At present, the EMBL team is pursuing a number of different directions. Firstly, they are further exploring the risk that non-antibiotics might foster antibiotic resistance. Secondly, they want to look beyond individual microbial species, and see how drugs affect the complex communities actually found in the gut. Finally, they want to assess whether drug-microbe interactions might inform more than just the side effects.

“Antipsychotics for instance have an extensive effect on our gut microbes – we want to explore whether this effect on the gut microbiome extends only to side effects like weight gain, or whether it might also translate to the mode of action of the drug,” says Typas.

He feels that, sooner or later, drug developers will need to pay more attention to these kinds of interactions. This would give them more control over the drug’s side effects and even its primary mode of action, as well as better understanding the appropriate dosage.

“There’s a second aspect, which is how microbes might be changing the concentration of the drugs in the human body. So it’s not only drugs affecting microbes, it’s microbes affecting drugs,” he says.

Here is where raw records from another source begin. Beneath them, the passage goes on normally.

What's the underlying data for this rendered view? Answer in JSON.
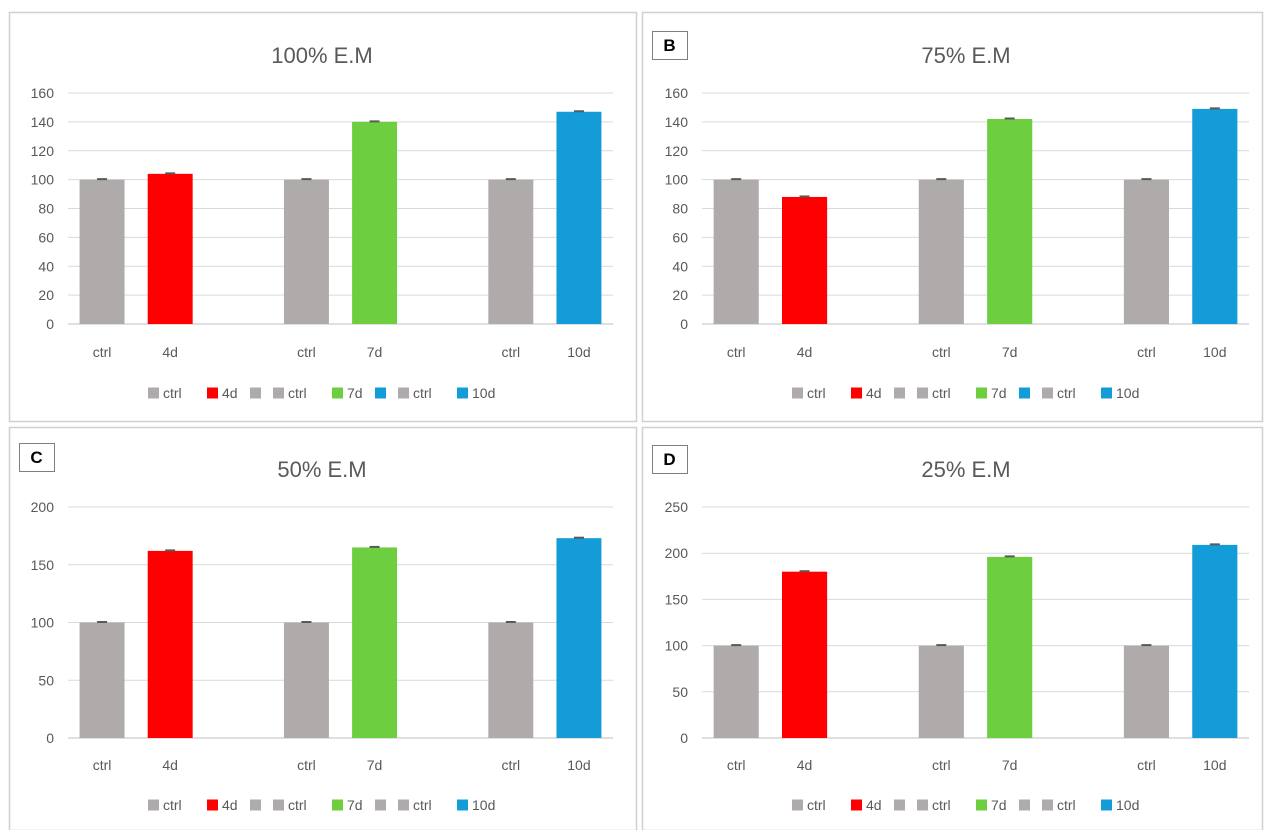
{
  "colors": {
    "ctrl": "#afabab",
    "4d": "#ff0000",
    "7d": "#6dce3f",
    "10d": "#149cd8",
    "grid": "#d9d9d9",
    "axis_text": "#595959",
    "frame": "#d0d0d0",
    "error_bar": "#595959"
  },
  "chart_data": [
    {
      "type": "bar",
      "panel_label": "",
      "title": "100% E.M",
      "categories": [
        "ctrl",
        "4d",
        "",
        "ctrl",
        "7d",
        "",
        "ctrl",
        "10d"
      ],
      "values": [
        100,
        104,
        null,
        100,
        140,
        null,
        100,
        147
      ],
      "bar_colors": [
        "ctrl",
        "4d",
        null,
        "ctrl",
        "7d",
        null,
        "ctrl",
        "10d"
      ],
      "ylim": [
        0,
        160
      ],
      "yticks": [
        "0",
        "20",
        "40",
        "60",
        "80",
        "100",
        "120",
        "140",
        "160"
      ],
      "grid": true,
      "error_bars": true,
      "legend_position": "bottom",
      "legend": [
        {
          "label": "ctrl",
          "color": "ctrl"
        },
        {
          "label": "4d",
          "color": "4d"
        },
        {
          "label": "",
          "color": "ctrl"
        },
        {
          "label": "ctrl",
          "color": "ctrl"
        },
        {
          "label": "7d",
          "color": "7d"
        },
        {
          "label": "",
          "color": "10d"
        },
        {
          "label": "ctrl",
          "color": "ctrl"
        },
        {
          "label": "10d",
          "color": "10d"
        }
      ]
    },
    {
      "type": "bar",
      "panel_label": "B",
      "title": "75% E.M",
      "categories": [
        "ctrl",
        "4d",
        "",
        "ctrl",
        "7d",
        "",
        "ctrl",
        "10d"
      ],
      "values": [
        100,
        88,
        null,
        100,
        142,
        null,
        100,
        149
      ],
      "bar_colors": [
        "ctrl",
        "4d",
        null,
        "ctrl",
        "7d",
        null,
        "ctrl",
        "10d"
      ],
      "ylim": [
        0,
        160
      ],
      "yticks": [
        "0",
        "20",
        "40",
        "60",
        "80",
        "100",
        "120",
        "140",
        "160"
      ],
      "grid": true,
      "error_bars": true,
      "legend_position": "bottom",
      "legend": [
        {
          "label": "ctrl",
          "color": "ctrl"
        },
        {
          "label": "4d",
          "color": "4d"
        },
        {
          "label": "",
          "color": "ctrl"
        },
        {
          "label": "ctrl",
          "color": "ctrl"
        },
        {
          "label": "7d",
          "color": "7d"
        },
        {
          "label": "",
          "color": "10d"
        },
        {
          "label": "ctrl",
          "color": "ctrl"
        },
        {
          "label": "10d",
          "color": "10d"
        }
      ]
    },
    {
      "type": "bar",
      "panel_label": "C",
      "title": "50% E.M",
      "categories": [
        "ctrl",
        "4d",
        "",
        "ctrl",
        "7d",
        "",
        "ctrl",
        "10d"
      ],
      "values": [
        100,
        162,
        null,
        100,
        165,
        null,
        100,
        173
      ],
      "bar_colors": [
        "ctrl",
        "4d",
        null,
        "ctrl",
        "7d",
        null,
        "ctrl",
        "10d"
      ],
      "ylim": [
        0,
        200
      ],
      "yticks": [
        "0",
        "50",
        "100",
        "150",
        "200"
      ],
      "grid": true,
      "error_bars": true,
      "legend_position": "bottom",
      "legend": [
        {
          "label": "ctrl",
          "color": "ctrl"
        },
        {
          "label": "4d",
          "color": "4d"
        },
        {
          "label": "",
          "color": "ctrl"
        },
        {
          "label": "ctrl",
          "color": "ctrl"
        },
        {
          "label": "7d",
          "color": "7d"
        },
        {
          "label": "",
          "color": "ctrl"
        },
        {
          "label": "ctrl",
          "color": "ctrl"
        },
        {
          "label": "10d",
          "color": "10d"
        }
      ]
    },
    {
      "type": "bar",
      "panel_label": "D",
      "title": "25% E.M",
      "categories": [
        "ctrl",
        "4d",
        "",
        "ctrl",
        "7d",
        "",
        "ctrl",
        "10d"
      ],
      "values": [
        100,
        180,
        null,
        100,
        196,
        null,
        100,
        209
      ],
      "bar_colors": [
        "ctrl",
        "4d",
        null,
        "ctrl",
        "7d",
        null,
        "ctrl",
        "10d"
      ],
      "ylim": [
        0,
        250
      ],
      "yticks": [
        "0",
        "50",
        "100",
        "150",
        "200",
        "250"
      ],
      "grid": true,
      "error_bars": true,
      "legend_position": "bottom",
      "legend": [
        {
          "label": "ctrl",
          "color": "ctrl"
        },
        {
          "label": "4d",
          "color": "4d"
        },
        {
          "label": "",
          "color": "ctrl"
        },
        {
          "label": "ctrl",
          "color": "ctrl"
        },
        {
          "label": "7d",
          "color": "7d"
        },
        {
          "label": "",
          "color": "ctrl"
        },
        {
          "label": "ctrl",
          "color": "ctrl"
        },
        {
          "label": "10d",
          "color": "10d"
        }
      ]
    }
  ]
}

Further down the line, he thinks this work might help researchers design optimal drug combinations, as well as leading to new possibilities within personalised medicine. Although the microbiomes of healthy individuals have a lot of similarities, in that they all carry a common set of species, they often carry very different strains.

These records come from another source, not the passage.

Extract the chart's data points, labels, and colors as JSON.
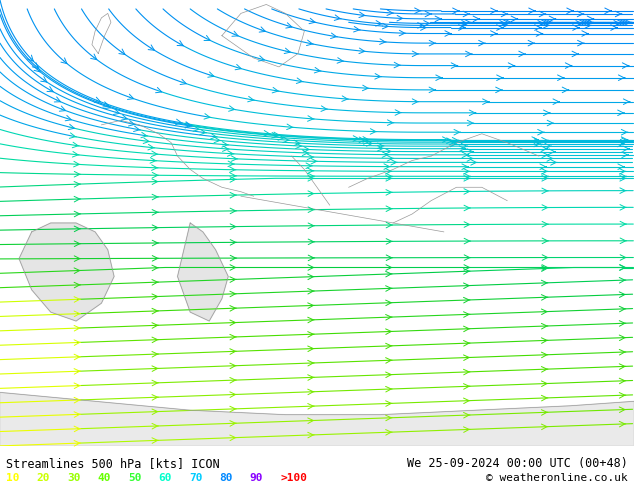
{
  "title_left": "Streamlines 500 hPa [kts] ICON",
  "title_right": "We 25-09-2024 00:00 UTC (00+48)",
  "copyright": "© weatheronline.co.uk",
  "legend_values": [
    "10",
    "20",
    "30",
    "40",
    "50",
    "60",
    "70",
    "80",
    "90",
    ">100"
  ],
  "legend_colors": [
    "#ffff00",
    "#ccff00",
    "#99ff00",
    "#66ff00",
    "#33ff33",
    "#00ffcc",
    "#00ccff",
    "#0088ff",
    "#8800ff",
    "#ff0000"
  ],
  "bg_color": "#ccff99",
  "bottom_bar_color": "#d8d8d8",
  "figsize": [
    6.34,
    4.9
  ],
  "dpi": 100,
  "speed_colormap": [
    [
      0.0,
      "#ffff00"
    ],
    [
      0.1,
      "#ddff00"
    ],
    [
      0.2,
      "#bbff00"
    ],
    [
      0.3,
      "#88ee00"
    ],
    [
      0.4,
      "#44dd00"
    ],
    [
      0.5,
      "#00cc44"
    ],
    [
      0.6,
      "#00ddaa"
    ],
    [
      0.7,
      "#00bbdd"
    ],
    [
      0.8,
      "#0099ee"
    ],
    [
      1.0,
      "#0066ff"
    ]
  ]
}
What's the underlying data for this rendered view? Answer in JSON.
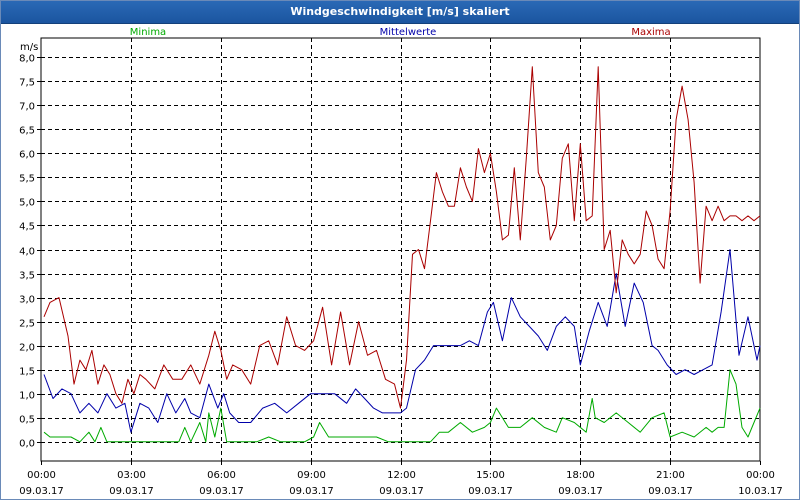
{
  "window": {
    "title": "Windgeschwindigkeit [m/s] skaliert"
  },
  "chart_data": {
    "type": "line",
    "title": "Windgeschwindigkeit [m/s] skaliert",
    "ylabel": "m/s",
    "xlabel": "",
    "ylim": [
      -0.4,
      8.4
    ],
    "xlim": [
      0,
      24
    ],
    "grid": true,
    "yticks": [
      0.0,
      0.5,
      1.0,
      1.5,
      2.0,
      2.5,
      3.0,
      3.5,
      4.0,
      4.5,
      5.0,
      5.5,
      6.0,
      6.5,
      7.0,
      7.5,
      8.0
    ],
    "ytick_labels": [
      "0,0",
      "0,5",
      "1,0",
      "1,5",
      "2,0",
      "2,5",
      "3,0",
      "3,5",
      "4,0",
      "4,5",
      "5,0",
      "5,5",
      "6,0",
      "6,5",
      "7,0",
      "7,5",
      "8,0"
    ],
    "xticks": [
      {
        "pos": 0,
        "time": "00:00",
        "date": "09.03.17"
      },
      {
        "pos": 3,
        "time": "03:00",
        "date": "09.03.17"
      },
      {
        "pos": 6,
        "time": "06:00",
        "date": "09.03.17"
      },
      {
        "pos": 9,
        "time": "09:00",
        "date": "09.03.17"
      },
      {
        "pos": 12,
        "time": "12:00",
        "date": "09.03.17"
      },
      {
        "pos": 15,
        "time": "15:00",
        "date": "09.03.17"
      },
      {
        "pos": 18,
        "time": "18:00",
        "date": "09.03.17"
      },
      {
        "pos": 21,
        "time": "21:00",
        "date": "09.03.17"
      },
      {
        "pos": 24,
        "time": "00:00",
        "date": "10.03.17"
      }
    ],
    "series": [
      {
        "name": "Minima",
        "color": "#00aa00",
        "x": [
          0.1,
          0.3,
          0.6,
          1.0,
          1.3,
          1.6,
          1.8,
          2.0,
          2.2,
          2.6,
          3.0,
          3.4,
          3.8,
          4.2,
          4.6,
          4.8,
          5.0,
          5.3,
          5.5,
          5.6,
          5.8,
          6.0,
          6.2,
          6.4,
          6.8,
          7.2,
          7.6,
          8.0,
          8.4,
          8.8,
          9.1,
          9.3,
          9.6,
          10.0,
          10.4,
          10.8,
          11.2,
          11.6,
          12.0,
          12.4,
          12.7,
          13.0,
          13.3,
          13.6,
          14.0,
          14.4,
          14.8,
          15.0,
          15.2,
          15.6,
          16.0,
          16.4,
          16.8,
          17.2,
          17.4,
          17.8,
          18.2,
          18.4,
          18.5,
          18.8,
          19.2,
          19.6,
          20.0,
          20.4,
          20.8,
          21.0,
          21.4,
          21.8,
          22.2,
          22.4,
          22.6,
          22.8,
          23.0,
          23.2,
          23.4,
          23.6,
          23.8,
          24.0
        ],
        "values": [
          0.2,
          0.1,
          0.1,
          0.1,
          0.0,
          0.2,
          0.0,
          0.3,
          0.0,
          0.0,
          0.0,
          0.0,
          0.0,
          0.0,
          0.0,
          0.3,
          0.0,
          0.4,
          0.0,
          0.6,
          0.1,
          0.7,
          0.0,
          0.0,
          0.0,
          0.0,
          0.1,
          0.0,
          0.0,
          0.0,
          0.1,
          0.4,
          0.1,
          0.1,
          0.1,
          0.1,
          0.1,
          0.0,
          0.0,
          0.0,
          0.0,
          0.0,
          0.2,
          0.2,
          0.4,
          0.2,
          0.3,
          0.4,
          0.7,
          0.3,
          0.3,
          0.5,
          0.3,
          0.2,
          0.5,
          0.4,
          0.2,
          0.9,
          0.5,
          0.4,
          0.6,
          0.4,
          0.2,
          0.5,
          0.6,
          0.1,
          0.2,
          0.1,
          0.3,
          0.2,
          0.3,
          0.3,
          1.5,
          1.2,
          0.3,
          0.1,
          0.4,
          0.7
        ]
      },
      {
        "name": "Mittelwerte",
        "color": "#0000aa",
        "x": [
          0.1,
          0.4,
          0.7,
          1.0,
          1.3,
          1.6,
          1.9,
          2.2,
          2.5,
          2.8,
          3.0,
          3.3,
          3.6,
          3.9,
          4.2,
          4.5,
          4.8,
          5.0,
          5.3,
          5.6,
          5.9,
          6.1,
          6.3,
          6.6,
          7.0,
          7.4,
          7.8,
          8.2,
          8.6,
          9.0,
          9.4,
          9.8,
          10.2,
          10.5,
          10.8,
          11.1,
          11.4,
          11.7,
          12.0,
          12.2,
          12.5,
          12.8,
          13.1,
          13.4,
          13.7,
          14.0,
          14.3,
          14.6,
          14.9,
          15.1,
          15.4,
          15.7,
          16.0,
          16.3,
          16.6,
          16.9,
          17.2,
          17.5,
          17.8,
          18.0,
          18.3,
          18.6,
          18.9,
          19.2,
          19.5,
          19.8,
          20.1,
          20.4,
          20.6,
          20.9,
          21.2,
          21.5,
          21.8,
          22.1,
          22.4,
          22.7,
          23.0,
          23.3,
          23.6,
          23.9,
          24.0
        ],
        "values": [
          1.4,
          0.9,
          1.1,
          1.0,
          0.6,
          0.8,
          0.6,
          1.0,
          0.7,
          0.8,
          0.2,
          0.8,
          0.7,
          0.4,
          1.0,
          0.6,
          0.9,
          0.6,
          0.5,
          1.2,
          0.7,
          1.0,
          0.6,
          0.4,
          0.4,
          0.7,
          0.8,
          0.6,
          0.8,
          1.0,
          1.0,
          1.0,
          0.8,
          1.1,
          0.9,
          0.7,
          0.6,
          0.6,
          0.6,
          0.7,
          1.5,
          1.7,
          2.0,
          2.0,
          2.0,
          2.0,
          2.1,
          2.0,
          2.7,
          2.9,
          2.1,
          3.0,
          2.6,
          2.4,
          2.2,
          1.9,
          2.4,
          2.6,
          2.4,
          1.6,
          2.3,
          2.9,
          2.4,
          3.5,
          2.4,
          3.3,
          2.9,
          2.0,
          1.9,
          1.6,
          1.4,
          1.5,
          1.4,
          1.5,
          1.6,
          2.7,
          4.0,
          1.8,
          2.6,
          1.7,
          2.0
        ]
      },
      {
        "name": "Maxima",
        "color": "#aa0000",
        "x": [
          0.1,
          0.3,
          0.6,
          0.9,
          1.1,
          1.3,
          1.5,
          1.7,
          1.9,
          2.1,
          2.3,
          2.5,
          2.7,
          2.9,
          3.1,
          3.3,
          3.5,
          3.8,
          4.1,
          4.4,
          4.7,
          5.0,
          5.3,
          5.6,
          5.8,
          6.0,
          6.2,
          6.4,
          6.7,
          7.0,
          7.3,
          7.6,
          7.9,
          8.2,
          8.5,
          8.8,
          9.1,
          9.4,
          9.7,
          10.0,
          10.3,
          10.6,
          10.9,
          11.2,
          11.5,
          11.8,
          12.0,
          12.2,
          12.4,
          12.6,
          12.8,
          13.0,
          13.2,
          13.4,
          13.6,
          13.8,
          14.0,
          14.2,
          14.4,
          14.6,
          14.8,
          15.0,
          15.2,
          15.4,
          15.6,
          15.8,
          16.0,
          16.2,
          16.4,
          16.6,
          16.8,
          17.0,
          17.2,
          17.4,
          17.6,
          17.8,
          18.0,
          18.2,
          18.4,
          18.6,
          18.8,
          19.0,
          19.2,
          19.4,
          19.6,
          19.8,
          20.0,
          20.2,
          20.4,
          20.6,
          20.8,
          21.0,
          21.2,
          21.4,
          21.6,
          21.8,
          22.0,
          22.2,
          22.4,
          22.6,
          22.8,
          23.0,
          23.2,
          23.4,
          23.6,
          23.8,
          24.0
        ],
        "values": [
          2.6,
          2.9,
          3.0,
          2.2,
          1.2,
          1.7,
          1.5,
          1.9,
          1.2,
          1.6,
          1.4,
          1.0,
          0.8,
          1.3,
          1.0,
          1.4,
          1.3,
          1.1,
          1.6,
          1.3,
          1.3,
          1.6,
          1.2,
          1.8,
          2.3,
          1.9,
          1.3,
          1.6,
          1.5,
          1.2,
          2.0,
          2.1,
          1.6,
          2.6,
          2.0,
          1.9,
          2.1,
          2.8,
          1.6,
          2.7,
          1.6,
          2.5,
          1.8,
          1.9,
          1.3,
          1.2,
          0.7,
          1.7,
          3.9,
          4.0,
          3.6,
          4.6,
          5.6,
          5.2,
          4.9,
          4.9,
          5.7,
          5.3,
          5.0,
          6.1,
          5.6,
          6.0,
          5.2,
          4.2,
          4.3,
          5.7,
          4.2,
          5.9,
          7.8,
          5.6,
          5.3,
          4.2,
          4.5,
          5.9,
          6.2,
          4.6,
          6.2,
          4.6,
          4.7,
          7.8,
          4.0,
          4.4,
          3.1,
          4.2,
          3.9,
          3.7,
          3.9,
          4.8,
          4.5,
          3.8,
          3.6,
          4.8,
          6.7,
          7.4,
          6.7,
          5.4,
          3.3,
          4.9,
          4.6,
          4.9,
          4.6,
          4.7,
          4.7,
          4.6,
          4.7,
          4.6,
          4.7
        ]
      }
    ]
  }
}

This means one person might carry a strain of bacteria that is resistant to a drug, and the next person might carry a strain that is sensitive. If we know which is which, we might be able to pick the medications that best suit their microbiome.

“It might enable us to optimise drug choice for individuals depending on what microbes they have. It might also help us reduce side effects, or maybe even optimise the drug function,” Typas explains.